The Saturday Farmer's Market right outside my apartment in Berlin brings people from the neighborhood together in a spirit of "joie de vivre". The cafe lined street with choice ethnic restaurants is a mecca any day of the week. People here are living the "good life". A young woman with arm outsretched standing inside her "strudel stall" tempted me with her home-baked delight. Of course, I couldn't resist spending four euros to have a slice of Germany's version of apple pie. She couldn't resist asking "Where are you from?" that ubiquitous question after hearing my "guten Morgan" and "Danke Schoen", a dead giveaway. I followed up with this bright-eyed woman the age of my daughter, who was then celebrating her 32nd birthday this very day in the States. I asked, "Are you from Berlin?" She pointed to the place where she was standing and said she had grown up "right here, on this street." I asked "Has it changed much?" "Oh yes! All the buildings used to be gray. There was nothing here before the wall came down. My parents have a picture of me when I was four years old on my bike and there were only three cars on the street." She understood that I was a transient passing through her world that had seen so much change in her short lifetime. There was no way for outsiders to understand this painful legacy that has risen up from the ashes like a phoenix. Yet, the markers are everywhere in the many monuments that overpower the landscape.

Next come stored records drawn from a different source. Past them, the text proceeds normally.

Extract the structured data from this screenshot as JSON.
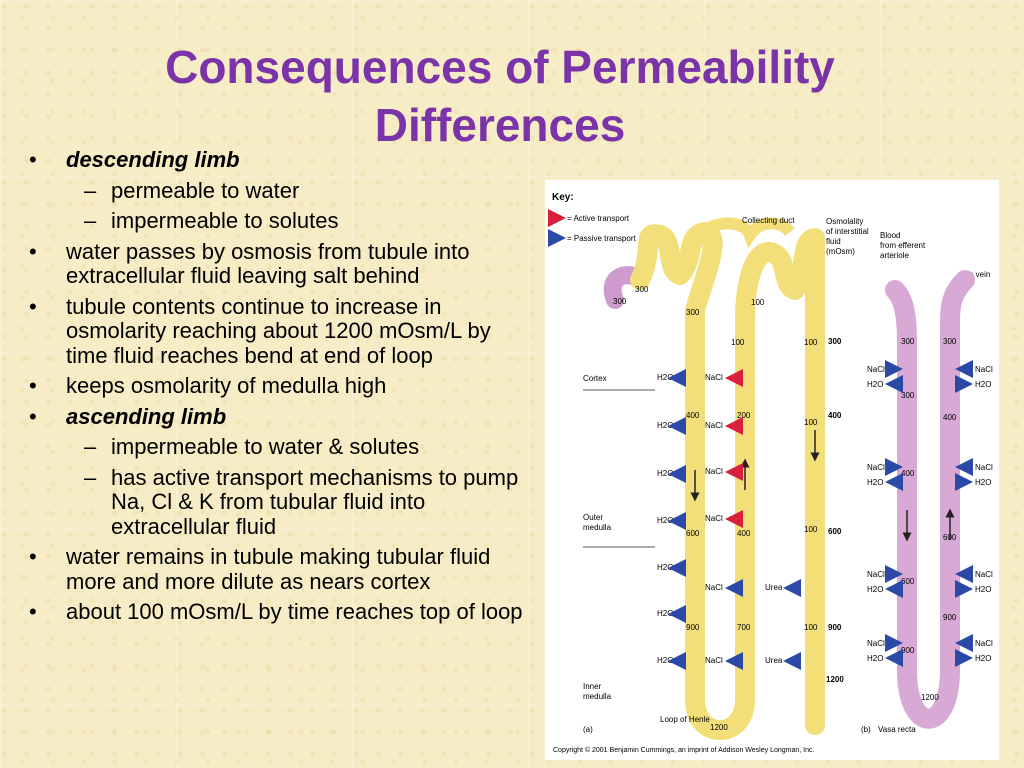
{
  "slide": {
    "title": "Consequences of Permeability Differences"
  },
  "bullets": [
    {
      "level": 1,
      "text": "descending limb",
      "style": "bold-italic"
    },
    {
      "level": 2,
      "text": "permeable to water"
    },
    {
      "level": 2,
      "text": "impermeable to solutes"
    },
    {
      "level": 1,
      "text": "water passes by osmosis from tubule into extracellular fluid leaving salt behind"
    },
    {
      "level": 1,
      "text": "tubule contents continue to increase in osmolarity reaching about 1200 mOsm/L by time fluid reaches bend at end of  loop"
    },
    {
      "level": 1,
      "text": "keeps osmolarity of medulla high"
    },
    {
      "level": 1,
      "text": "ascending limb",
      "style": "bold-italic"
    },
    {
      "level": 2,
      "text": "impermeable to water & solutes"
    },
    {
      "level": 2,
      "text": "has active transport mechanisms to pump Na, Cl & K from tubular fluid into extracellular fluid"
    },
    {
      "level": 1,
      "text": "water remains in tubule making tubular fluid more and more dilute as nears cortex"
    },
    {
      "level": 1,
      "text": "about 100 mOsm/L by time reaches top of loop"
    }
  ],
  "figure": {
    "key_title": "Key:",
    "key_active": "= Active transport",
    "key_passive": "= Passive transport",
    "collecting_duct": "Collecting duct",
    "osmolality_header": [
      "Osmolality",
      "of interstitial",
      "fluid",
      "(mOsm)"
    ],
    "blood_header": [
      "Blood",
      "from efferent",
      "arteriole"
    ],
    "to_vein": "To vein",
    "region_cortex": "Cortex",
    "region_outer": [
      "Outer",
      "medulla"
    ],
    "region_inner": [
      "Inner",
      "medulla"
    ],
    "loop_label": "Loop of Henle",
    "panel_a": "(a)",
    "panel_b": "(b)",
    "vasa_recta": "Vasa recta",
    "copyright": "Copyright © 2001 Benjamin Cummings, an imprint of Addison Wesley Longman, Inc.",
    "interstitial_values": [
      "300",
      "400",
      "600",
      "900",
      "1200"
    ],
    "tubule_values": {
      "top_300a": "300",
      "top_300b": "300",
      "descending_top": "300",
      "loop_desc_400": "400",
      "loop_desc_600": "600",
      "loop_desc_900": "900",
      "loop_bottom": "1200",
      "asc_100": "100",
      "asc_200": "200",
      "asc_400": "400",
      "asc_700": "700",
      "dct_100": "100",
      "cd_100a": "100",
      "cd_100b": "100",
      "cd_100c": "100",
      "cd_100d": "100"
    },
    "vasa_values": {
      "left_300": "300",
      "right_300": "300",
      "left_400": "400",
      "right_400": "400",
      "left_600": "600",
      "right_600": "600",
      "left_900": "900",
      "right_900": "900",
      "bottom": "1200"
    },
    "labels": {
      "h2o": "H2O",
      "nacl": "NaCl",
      "urea": "Urea"
    },
    "colors": {
      "tubule": "#f3df7a",
      "tubule_edge": "#d9c35a",
      "pct": "#cf9bcf",
      "vasa": "#d9a9d6",
      "active_arrow": "#d8203a",
      "passive_arrow": "#2b4aa8"
    }
  }
}
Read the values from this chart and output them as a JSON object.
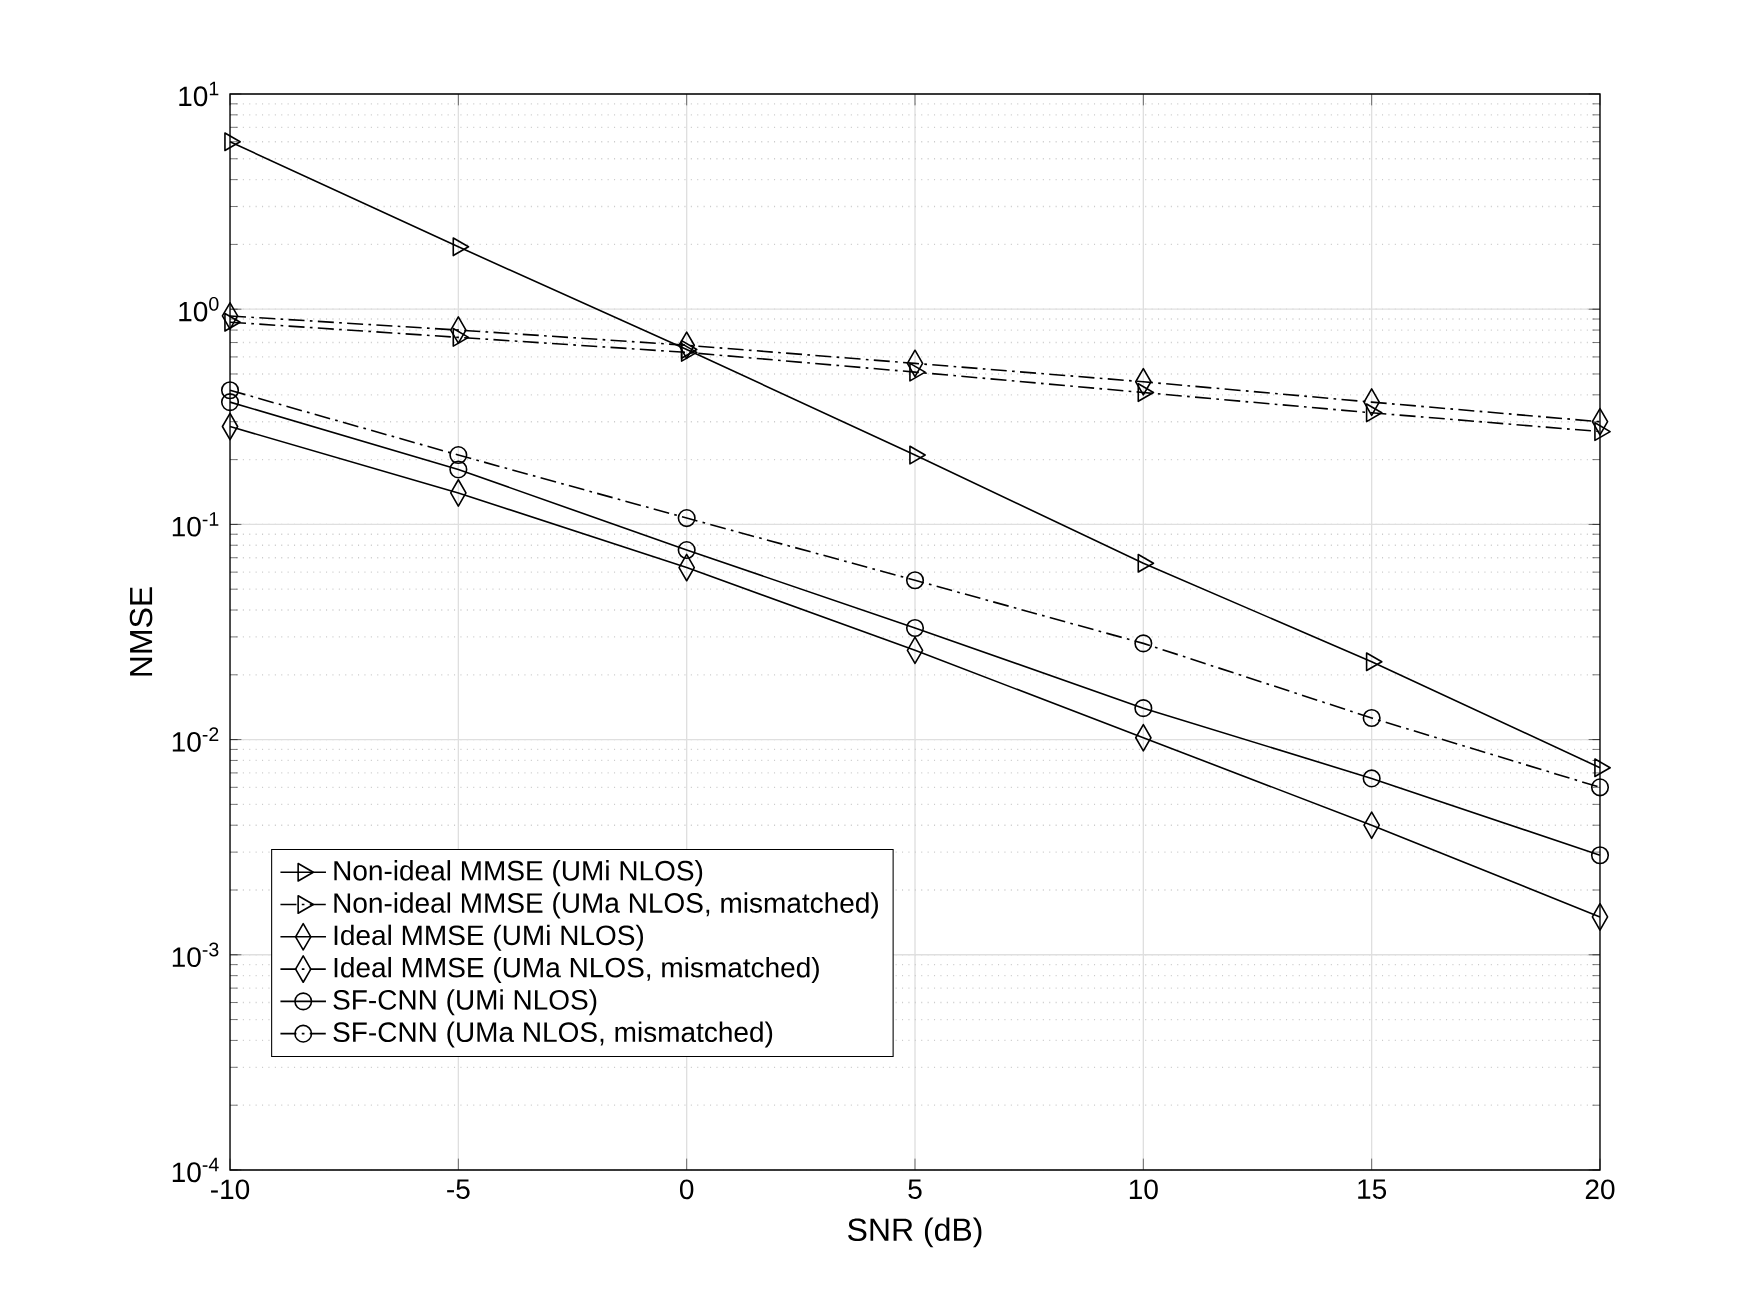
{
  "chart_data": {
    "type": "line",
    "xlabel": "SNR (dB)",
    "ylabel": "NMSE",
    "x": [
      -10,
      -5,
      0,
      5,
      10,
      15,
      20
    ],
    "xlim": [
      -10,
      20
    ],
    "xticks": [
      -10,
      -5,
      0,
      5,
      10,
      15,
      20
    ],
    "ylim": [
      0.0001,
      10
    ],
    "log": "y",
    "yticks": [
      {
        "value": 0.0001,
        "label": "10$^{-4}$"
      },
      {
        "value": 0.001,
        "label": "10$^{-3}$"
      },
      {
        "value": 0.01,
        "label": "10$^{-2}$"
      },
      {
        "value": 0.1,
        "label": "10$^{-1}$"
      },
      {
        "value": 1,
        "label": "10$^{0}$"
      },
      {
        "value": 10,
        "label": "10$^{1}$"
      }
    ],
    "grid": true,
    "legend": "bottom left",
    "series": [
      {
        "name": "Non-ideal MMSE (UMi NLOS)",
        "color": "#000000",
        "marker": "triangle",
        "line_style": "solid",
        "values": [
          6.0,
          1.95,
          0.65,
          0.21,
          0.066,
          0.023,
          0.0074
        ]
      },
      {
        "name": "Non-ideal MMSE (UMa NLOS, mismatched)",
        "color": "#000000",
        "marker": "triangle",
        "line_style": "dashdot",
        "values": [
          0.87,
          0.74,
          0.63,
          0.51,
          0.41,
          0.33,
          0.27
        ]
      },
      {
        "name": "Ideal MMSE (UMi NLOS)",
        "color": "#000000",
        "marker": "diamond",
        "line_style": "solid",
        "values": [
          0.285,
          0.14,
          0.063,
          0.026,
          0.0102,
          0.004,
          0.0015
        ]
      },
      {
        "name": "Ideal MMSE (UMa NLOS, mismatched)",
        "color": "#000000",
        "marker": "diamond",
        "line_style": "dashdot",
        "values": [
          0.93,
          0.8,
          0.68,
          0.56,
          0.46,
          0.37,
          0.3
        ]
      },
      {
        "name": "SF-CNN (UMi NLOS)",
        "color": "#000000",
        "marker": "circle",
        "line_style": "solid",
        "values": [
          0.37,
          0.18,
          0.076,
          0.033,
          0.014,
          0.0066,
          0.0029
        ]
      },
      {
        "name": "SF-CNN (UMa NLOS, mismatched)",
        "color": "#000000",
        "marker": "circle",
        "line_style": "dashdot",
        "values": [
          0.42,
          0.21,
          0.107,
          0.055,
          0.028,
          0.0126,
          0.006
        ]
      }
    ]
  }
}
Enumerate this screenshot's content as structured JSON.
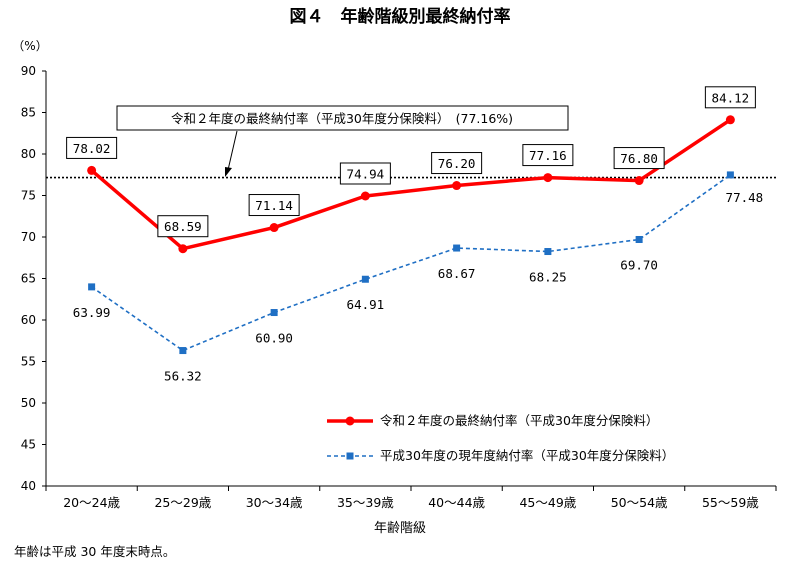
{
  "chart_data": {
    "type": "line",
    "title": "図４　年齢階級別最終納付率",
    "ylabel": "（%）",
    "xlabel": "年齢階級",
    "ylim": [
      40,
      90
    ],
    "yticks": [
      40,
      45,
      50,
      55,
      60,
      65,
      70,
      75,
      80,
      85,
      90
    ],
    "categories": [
      "20～24歳",
      "25～29歳",
      "30～34歳",
      "35～39歳",
      "40～44歳",
      "45～49歳",
      "50～54歳",
      "55～59歳"
    ],
    "series": [
      {
        "name": "令和２年度の最終納付率（平成30年度分保険料）",
        "values": [
          78.02,
          68.59,
          71.14,
          74.94,
          76.2,
          77.16,
          76.8,
          84.12
        ],
        "labels": [
          "78.02",
          "68.59",
          "71.14",
          "74.94",
          "76.20",
          "77.16",
          "76.80",
          "84.12"
        ],
        "color": "#ff0000",
        "style": "solid",
        "marker": "circle"
      },
      {
        "name": "平成30年度の現年度納付率（平成30年度分保険料）",
        "values": [
          63.99,
          56.32,
          60.9,
          64.91,
          68.67,
          68.25,
          69.7,
          77.48
        ],
        "labels": [
          "63.99",
          "56.32",
          "60.90",
          "64.91",
          "68.67",
          "68.25",
          "69.70",
          "77.48"
        ],
        "color": "#1f6fc4",
        "style": "dashed",
        "marker": "square"
      }
    ],
    "reference_line": {
      "value": 77.16,
      "label": "令和２年度の最終納付率（平成30年度分保険料）　(77.16%)",
      "style": "dotted",
      "color": "#000000"
    },
    "legend_position": "bottom-right",
    "grid": false,
    "note": "年齢は平成 30 年度末時点。"
  }
}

For a place that was bombed out, the past still stands, in part because the zoning laws of "reunification" construction, that continues thirty-four years after the wall came down, calls for old facades to be maintained wherever possible. This creates an unusual dichotomy both architecturally and symbolically, especially if the original place itself symbolized the worst oppressors: men who controlled the populace through sheer willpower going back centuries. One of the most recently opened (twenty years in the making) is the former City Palace renamed the Humboldt Forum after the geographer and explorer, Alexander von Humboldt. The outside was maintained right up to its gold cross atop the dome that can be seen for miles. Not all Berliners agreed with the choice to allow the former Prussian kingdom's wealth, never shared with the people, to be restored to its opulence as a showpiece monument. To counteract this choice, the gutted palace has become museum space housing collections acquired from around the world. Talk about adding insult to injury! Nobody denies the controversial nature of such choices. The "forum" is meant to be a culturally diverse place for open discussion and debate. Some call it part of the healing that needs to happen here. I hope it will function in some way that does more than glitz over the real damage that was done to innocent people. I cannot help but think about the monuments in my own backyard that have been lightning rods rather than soothing balms.
Most recently in St Augustine, Florida, the city government voted to remove from the central plaza a monument that had stood in that place for decades. It was commissioned long ago by the Confederate mothers in honor of their fallen sons in the Civil War. The proposed removal prompted fury by some and delight by others. The monument was a symbol of all that the South had fought and died for, namely, slavery and its preservation. The plaza itself is no more than a small rectangular piece of geography that has its own violent history. Reverend Martin Luther King and local black people walked peacefully through the square after King called St. Augustine "The most racist city in America." He was jailed when he sat at a local lunch counter. Years later, the Mayor of Atlanta, Andrew Young, followed in those footsteps and was severely beaten in the plaza. The monument was standing tall through it all. It is not a stretch of the imagination to think who might have perpetrated the violence against these black men years after that monument was placed there. When it was decided to take it from there and relocate it outside the historic district, threats of violence were hurled once again. The weeks-long dismantling required tight security. Those monument movers were called from other Southern states where monuments had been removed to do the same dangerous work where I lived. Their lives were threatened. In the end, the monument was moved under cover of night by boat on the river rather than through the city streets in order to protect the movers.
The choices to move a monument from view or to reconstruct a monument to its glory are flip sides of the same coin. It makes me wonder about the deeper intrinsic value we have placed on these stone symbols. Why do we feel so viscerally attached or disgusted by them? Why do we step outside our comfort zone to support or protest the outcome of a choice made long ago by others? Every country has its monuments, like its own version of apple pie. It says something about pride of nationality and country to share your strudel with a foreigner. Is the choice to save a monument so important or, is it as simple as apple pie?